In his opinion, the protagonist of the novel could be considered, from the perspective of the 21st century, as one of the first Europeans, one of the first Erasmus. “His struggle for knowledge also evokes the post-truth that he shows so much destructive power today and that, in fact, results in the death of Zeno in the novel,” he compares.
The book had the ability to activate the scientist’s most contemplative and dreamy self, and to transport her to “places, environments, landscapes and already extinct characters that, somehow, are still attractive to me.”
A medieval future
The novel had a similar influence on the physicist-chemist and science popularizer Philip Ball. Wandering Doubt (1980), by Riddley Walker. The play takes place beyond the year 4,000, two millennia after the nuclear holocaust, among the ruins of a society that has a language very different from today.
“It’s a book written in a warped form of English, set in a future that is more like the Middle Ages,” Ball says.
Set in a place that resembles the English county of Kent, an area well known to the science popularizer, the work tells the story of the young Wandering Doubt, who celebrates his birthday by killing the last wild boar on the face of the earth.
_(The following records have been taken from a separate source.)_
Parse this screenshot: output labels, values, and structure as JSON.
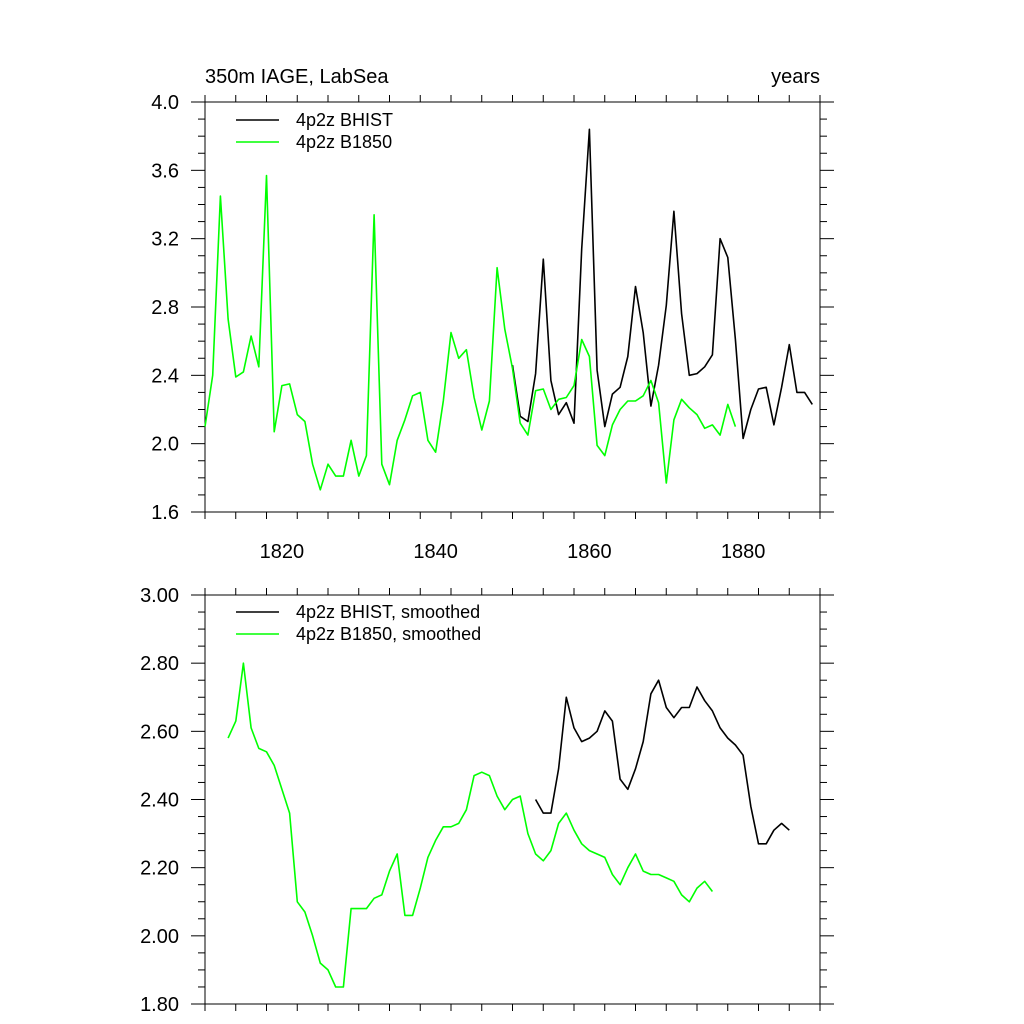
{
  "chart_data": [
    {
      "type": "line",
      "title_left": "350m IAGE, LabSea",
      "title_right": "years",
      "xlim": [
        1810,
        1890
      ],
      "ylim": [
        1.6,
        4.0
      ],
      "x_ticks": [
        1820,
        1840,
        1860,
        1880
      ],
      "x_tick_labels": [
        "1820",
        "1840",
        "1860",
        "1880"
      ],
      "y_ticks": [
        1.6,
        2.0,
        2.4,
        2.8,
        3.2,
        3.6,
        4.0
      ],
      "y_tick_labels": [
        "1.6",
        "2.0",
        "2.4",
        "2.8",
        "3.2",
        "3.6",
        "4.0"
      ],
      "legend_position": "top-left",
      "series": [
        {
          "name": "4p2z BHIST",
          "color": "#000000",
          "x": [
            1850,
            1851,
            1852,
            1853,
            1854,
            1855,
            1856,
            1857,
            1858,
            1859,
            1860,
            1861,
            1862,
            1863,
            1864,
            1865,
            1866,
            1867,
            1868,
            1869,
            1870,
            1871,
            1872,
            1873,
            1874,
            1875,
            1876,
            1877,
            1878,
            1879,
            1880,
            1881,
            1882,
            1883,
            1884,
            1885,
            1886,
            1887,
            1888,
            1889
          ],
          "values": [
            2.46,
            2.16,
            2.13,
            2.41,
            3.08,
            2.37,
            2.17,
            2.24,
            2.12,
            3.14,
            3.84,
            2.43,
            2.1,
            2.29,
            2.33,
            2.51,
            2.92,
            2.65,
            2.22,
            2.46,
            2.81,
            3.36,
            2.76,
            2.4,
            2.41,
            2.45,
            2.52,
            3.2,
            3.09,
            2.61,
            2.03,
            2.2,
            2.32,
            2.33,
            2.11,
            2.33,
            2.58,
            2.3,
            2.3,
            2.23
          ]
        },
        {
          "name": "4p2z B1850",
          "color": "#00ff00",
          "x": [
            1810,
            1811,
            1812,
            1813,
            1814,
            1815,
            1816,
            1817,
            1818,
            1819,
            1820,
            1821,
            1822,
            1823,
            1824,
            1825,
            1826,
            1827,
            1828,
            1829,
            1830,
            1831,
            1832,
            1833,
            1834,
            1835,
            1836,
            1837,
            1838,
            1839,
            1840,
            1841,
            1842,
            1843,
            1844,
            1845,
            1846,
            1847,
            1848,
            1849,
            1850,
            1851,
            1852,
            1853,
            1854,
            1855,
            1856,
            1857,
            1858,
            1859,
            1860,
            1861,
            1862,
            1863,
            1864,
            1865,
            1866,
            1867,
            1868,
            1869,
            1870,
            1871,
            1872,
            1873,
            1874,
            1875,
            1876,
            1877,
            1878,
            1879
          ],
          "values": [
            2.1,
            2.4,
            3.45,
            2.73,
            2.39,
            2.42,
            2.63,
            2.45,
            3.57,
            2.07,
            2.34,
            2.35,
            2.17,
            2.13,
            1.88,
            1.73,
            1.88,
            1.81,
            1.81,
            2.02,
            1.81,
            1.93,
            3.34,
            1.88,
            1.76,
            2.02,
            2.14,
            2.28,
            2.3,
            2.02,
            1.95,
            2.25,
            2.65,
            2.5,
            2.55,
            2.27,
            2.08,
            2.25,
            3.03,
            2.67,
            2.44,
            2.12,
            2.05,
            2.31,
            2.32,
            2.2,
            2.26,
            2.27,
            2.34,
            2.61,
            2.51,
            1.99,
            1.93,
            2.11,
            2.2,
            2.25,
            2.25,
            2.28,
            2.37,
            2.24,
            1.77,
            2.14,
            2.26,
            2.21,
            2.17,
            2.09,
            2.11,
            2.05,
            2.23,
            2.1
          ]
        }
      ]
    },
    {
      "type": "line",
      "xlim": [
        1810,
        1890
      ],
      "ylim": [
        1.8,
        3.0
      ],
      "x_ticks": [
        1820,
        1840,
        1860,
        1880
      ],
      "y_ticks": [
        1.8,
        2.0,
        2.2,
        2.4,
        2.6,
        2.8,
        3.0
      ],
      "y_tick_labels": [
        "1.80",
        "2.00",
        "2.20",
        "2.40",
        "2.60",
        "2.80",
        "3.00"
      ],
      "legend_position": "top-left",
      "series": [
        {
          "name": "4p2z BHIST, smoothed",
          "color": "#000000",
          "x": [
            1853,
            1854,
            1855,
            1856,
            1857,
            1858,
            1859,
            1860,
            1861,
            1862,
            1863,
            1864,
            1865,
            1866,
            1867,
            1868,
            1869,
            1870,
            1871,
            1872,
            1873,
            1874,
            1875,
            1876,
            1877,
            1878,
            1879,
            1880,
            1881,
            1882,
            1883,
            1884,
            1885,
            1886
          ],
          "values": [
            2.4,
            2.36,
            2.36,
            2.49,
            2.7,
            2.61,
            2.57,
            2.58,
            2.6,
            2.66,
            2.63,
            2.46,
            2.43,
            2.49,
            2.57,
            2.71,
            2.75,
            2.67,
            2.64,
            2.67,
            2.67,
            2.73,
            2.69,
            2.66,
            2.61,
            2.58,
            2.56,
            2.53,
            2.38,
            2.27,
            2.27,
            2.31,
            2.33,
            2.31
          ]
        },
        {
          "name": "4p2z B1850, smoothed",
          "color": "#00ff00",
          "x": [
            1813,
            1814,
            1815,
            1816,
            1817,
            1818,
            1819,
            1820,
            1821,
            1822,
            1823,
            1824,
            1825,
            1826,
            1827,
            1828,
            1829,
            1830,
            1831,
            1832,
            1833,
            1834,
            1835,
            1836,
            1837,
            1838,
            1839,
            1840,
            1841,
            1842,
            1843,
            1844,
            1845,
            1846,
            1847,
            1848,
            1849,
            1850,
            1851,
            1852,
            1853,
            1854,
            1855,
            1856,
            1857,
            1858,
            1859,
            1860,
            1861,
            1862,
            1863,
            1864,
            1865,
            1866,
            1867,
            1868,
            1869,
            1870,
            1871,
            1872,
            1873,
            1874,
            1875,
            1876
          ],
          "values": [
            2.58,
            2.63,
            2.8,
            2.61,
            2.55,
            2.54,
            2.5,
            2.43,
            2.36,
            2.1,
            2.07,
            2.0,
            1.92,
            1.9,
            1.85,
            1.85,
            2.08,
            2.08,
            2.08,
            2.11,
            2.12,
            2.19,
            2.24,
            2.06,
            2.06,
            2.14,
            2.23,
            2.28,
            2.32,
            2.32,
            2.33,
            2.37,
            2.47,
            2.48,
            2.47,
            2.41,
            2.37,
            2.4,
            2.41,
            2.3,
            2.24,
            2.22,
            2.25,
            2.33,
            2.36,
            2.31,
            2.27,
            2.25,
            2.24,
            2.23,
            2.18,
            2.15,
            2.2,
            2.24,
            2.19,
            2.18,
            2.18,
            2.17,
            2.16,
            2.12,
            2.1,
            2.14,
            2.16,
            2.13
          ]
        }
      ]
    }
  ]
}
“It is a cult classic. There’s nothing like it in English literature, ”says Ball, who memorized parts of the book for a play he wrote in 1998. He recently started reading it to his daughter. “I was shocked by the feel of the words and the bleak worldly innocence in Riddley’s voice,” he confesses.
The Spanish edition won the Translation Prize from the Spanish Association of Anglo-North American Studies to those responsible. “What a translation job that must have been!” Praises Ball. “I wish I knew enough Spanish to be able to assess the results,” he adds.
As we have pointed out at the beginning, except in One, two, three … Infinite, social relationships abound on the pages of the books chosen by scientists. Relations between different religious confessions; engulfed by the Nazi threat; among aristocrats; between humans and robots; in search of knowledge and after a glorious past. Probably this literary coincidence has some scientific explanation, but that would have to be analyzed in another article.